WILLIAM SHOPE is the Vice President and Senior Analyst at JP Morgan
TWST: What has gone on in this space from an operating point of view so far this year?
Mr. Shope: From an operating point of view, we’ve seen certain vendors doing quite a bit of restructuring or reaping the rewards from quite a bit of restructuring, and we’ve seen earnings improvement as a result. In addition, we’ve started to see evidence that IT spending is stabilizing in certain parts of the world, and that’s obviously a positive sign because that could be the precursor to some improvement.
TWST: What are the signs that things are stabilizing?
Mr. Shope: In the PC market we’ve started to see year-over-year growth rates accelerating for PC units. We’ve started to see an acceleration in the growth rates for low-end servers and the growth rates expand for enterprise hardware companies like EMC (EMC), for instance. All these signs are starting to point to spending at least stabilizing. But then again, we have to be careful because for certain companies, the growth they’ve posted, a lot of it has to do with currency movements. Companies like IBM (IBM) and Hewlett-Packard (HPQ) really haven’t had a lot of growth when you strip out the currency effects.
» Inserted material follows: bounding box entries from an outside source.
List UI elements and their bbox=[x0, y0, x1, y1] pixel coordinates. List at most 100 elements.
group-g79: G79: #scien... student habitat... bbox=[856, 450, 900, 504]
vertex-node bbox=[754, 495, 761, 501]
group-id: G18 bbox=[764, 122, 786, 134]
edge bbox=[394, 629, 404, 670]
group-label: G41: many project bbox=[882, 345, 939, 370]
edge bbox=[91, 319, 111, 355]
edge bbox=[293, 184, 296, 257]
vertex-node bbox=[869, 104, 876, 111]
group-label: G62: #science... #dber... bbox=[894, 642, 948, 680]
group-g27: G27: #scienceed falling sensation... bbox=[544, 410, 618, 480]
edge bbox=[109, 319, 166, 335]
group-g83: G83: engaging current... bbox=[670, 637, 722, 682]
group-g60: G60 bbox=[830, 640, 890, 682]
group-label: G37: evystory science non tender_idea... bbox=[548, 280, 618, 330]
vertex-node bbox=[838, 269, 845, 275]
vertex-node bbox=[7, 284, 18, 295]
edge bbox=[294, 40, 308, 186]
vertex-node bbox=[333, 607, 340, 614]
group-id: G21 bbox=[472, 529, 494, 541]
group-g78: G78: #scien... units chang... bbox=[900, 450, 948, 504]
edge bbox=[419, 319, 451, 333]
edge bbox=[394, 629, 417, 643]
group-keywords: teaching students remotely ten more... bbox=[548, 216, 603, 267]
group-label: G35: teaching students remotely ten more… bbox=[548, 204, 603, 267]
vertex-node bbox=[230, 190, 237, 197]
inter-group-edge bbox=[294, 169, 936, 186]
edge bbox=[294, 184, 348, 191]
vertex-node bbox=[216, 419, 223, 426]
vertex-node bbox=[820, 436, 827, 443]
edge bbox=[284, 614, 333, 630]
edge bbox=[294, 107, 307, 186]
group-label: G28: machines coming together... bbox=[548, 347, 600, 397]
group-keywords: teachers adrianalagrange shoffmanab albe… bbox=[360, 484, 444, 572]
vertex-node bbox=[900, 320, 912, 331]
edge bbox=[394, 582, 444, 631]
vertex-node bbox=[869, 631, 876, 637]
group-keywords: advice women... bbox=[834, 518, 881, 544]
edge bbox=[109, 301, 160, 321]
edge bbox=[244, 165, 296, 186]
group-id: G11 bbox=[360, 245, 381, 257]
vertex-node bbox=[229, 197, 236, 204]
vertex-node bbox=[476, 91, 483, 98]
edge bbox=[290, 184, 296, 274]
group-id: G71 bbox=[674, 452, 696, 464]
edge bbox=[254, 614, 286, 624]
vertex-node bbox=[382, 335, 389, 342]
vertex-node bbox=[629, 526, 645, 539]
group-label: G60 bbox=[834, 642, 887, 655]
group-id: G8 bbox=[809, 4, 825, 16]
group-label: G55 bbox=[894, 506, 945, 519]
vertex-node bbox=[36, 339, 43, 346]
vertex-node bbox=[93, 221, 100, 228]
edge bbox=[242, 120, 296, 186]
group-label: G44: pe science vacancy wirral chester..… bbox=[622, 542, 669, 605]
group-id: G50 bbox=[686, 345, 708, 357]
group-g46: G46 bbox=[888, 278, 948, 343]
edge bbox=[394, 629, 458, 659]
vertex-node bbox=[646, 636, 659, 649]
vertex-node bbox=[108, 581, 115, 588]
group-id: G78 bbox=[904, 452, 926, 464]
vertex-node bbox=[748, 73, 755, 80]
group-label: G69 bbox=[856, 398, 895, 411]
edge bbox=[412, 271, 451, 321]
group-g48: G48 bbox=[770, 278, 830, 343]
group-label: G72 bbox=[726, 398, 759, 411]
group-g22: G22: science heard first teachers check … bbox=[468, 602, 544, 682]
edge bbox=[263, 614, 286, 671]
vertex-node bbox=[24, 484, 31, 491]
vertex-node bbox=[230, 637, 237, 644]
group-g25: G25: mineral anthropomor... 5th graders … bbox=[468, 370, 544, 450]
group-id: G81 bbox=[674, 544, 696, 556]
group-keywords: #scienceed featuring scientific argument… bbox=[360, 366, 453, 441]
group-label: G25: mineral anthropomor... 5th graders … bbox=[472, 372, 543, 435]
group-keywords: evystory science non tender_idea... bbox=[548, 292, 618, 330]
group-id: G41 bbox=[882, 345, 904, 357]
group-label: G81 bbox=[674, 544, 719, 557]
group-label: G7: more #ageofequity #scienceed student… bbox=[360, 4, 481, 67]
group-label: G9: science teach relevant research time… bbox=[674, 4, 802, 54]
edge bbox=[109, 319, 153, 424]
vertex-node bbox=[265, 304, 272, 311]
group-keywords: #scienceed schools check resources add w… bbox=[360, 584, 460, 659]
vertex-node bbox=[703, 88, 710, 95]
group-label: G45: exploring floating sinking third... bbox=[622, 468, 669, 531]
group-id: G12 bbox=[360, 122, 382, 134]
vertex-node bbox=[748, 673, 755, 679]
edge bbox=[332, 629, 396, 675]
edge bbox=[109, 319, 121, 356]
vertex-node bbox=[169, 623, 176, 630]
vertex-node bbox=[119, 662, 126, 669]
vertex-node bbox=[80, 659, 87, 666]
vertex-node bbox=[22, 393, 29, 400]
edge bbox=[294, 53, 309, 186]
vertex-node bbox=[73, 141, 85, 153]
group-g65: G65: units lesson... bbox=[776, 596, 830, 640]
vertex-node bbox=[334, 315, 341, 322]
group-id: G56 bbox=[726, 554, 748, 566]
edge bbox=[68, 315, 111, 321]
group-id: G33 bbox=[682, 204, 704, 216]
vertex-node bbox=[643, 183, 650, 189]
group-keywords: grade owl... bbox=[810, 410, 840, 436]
TWST: As you look out over the balance of this year and into next, what are you expecting in this space?
Mr. Shope: The key thing to focus on is that even if tech spending does begin to recover, certain segments are going to benefit far more than others. You may see certain segments and certain companies not participate in the early stages of a recovery at all. So I tend to think that when CFOs start to release dollars again for technology products, they are going to focus on the higher ROI types of investments such as networked storage and low-end servers transitioning from Unix servers to lower-end Linux or Windows servers. The reason is that CFOs, CIOs and large corporations are still very cautious, and if they see signs that the economy is recovering or that their own financial situation is recovering, they’re not going to run head first into an aggressive spending plan, particularly for technology; they’re going to go ahead and enter it quite slowly to make sure that any investments they make are high ROI and that these investments won’t hurt them if the economy suddenly reverses course and goes into, say, a double-dip recession.
TWST: What do you like about EMC?
Mr. Shope: EMC has gone through quite a tough period during the slowdown. The stock price has come down quite a bit from the lofty heights of the bubble. But EMC has really changed its business model to deal with the new environment in technology. They have a whole range of new products that are now just coming into the marketplace that really give them the technology leadership that they haven’t had for quite some time. Also, they have a very healthy cost structure, which they did not have during the bubble. But the momentum of the spending overwhelmed those problems.
So now they have a better cost structure, better technology, and I think that we’re really going to start to see the benefits of these changes that EMC has made in the next several quarters, particularly going into 2004, if we see IT spending improve.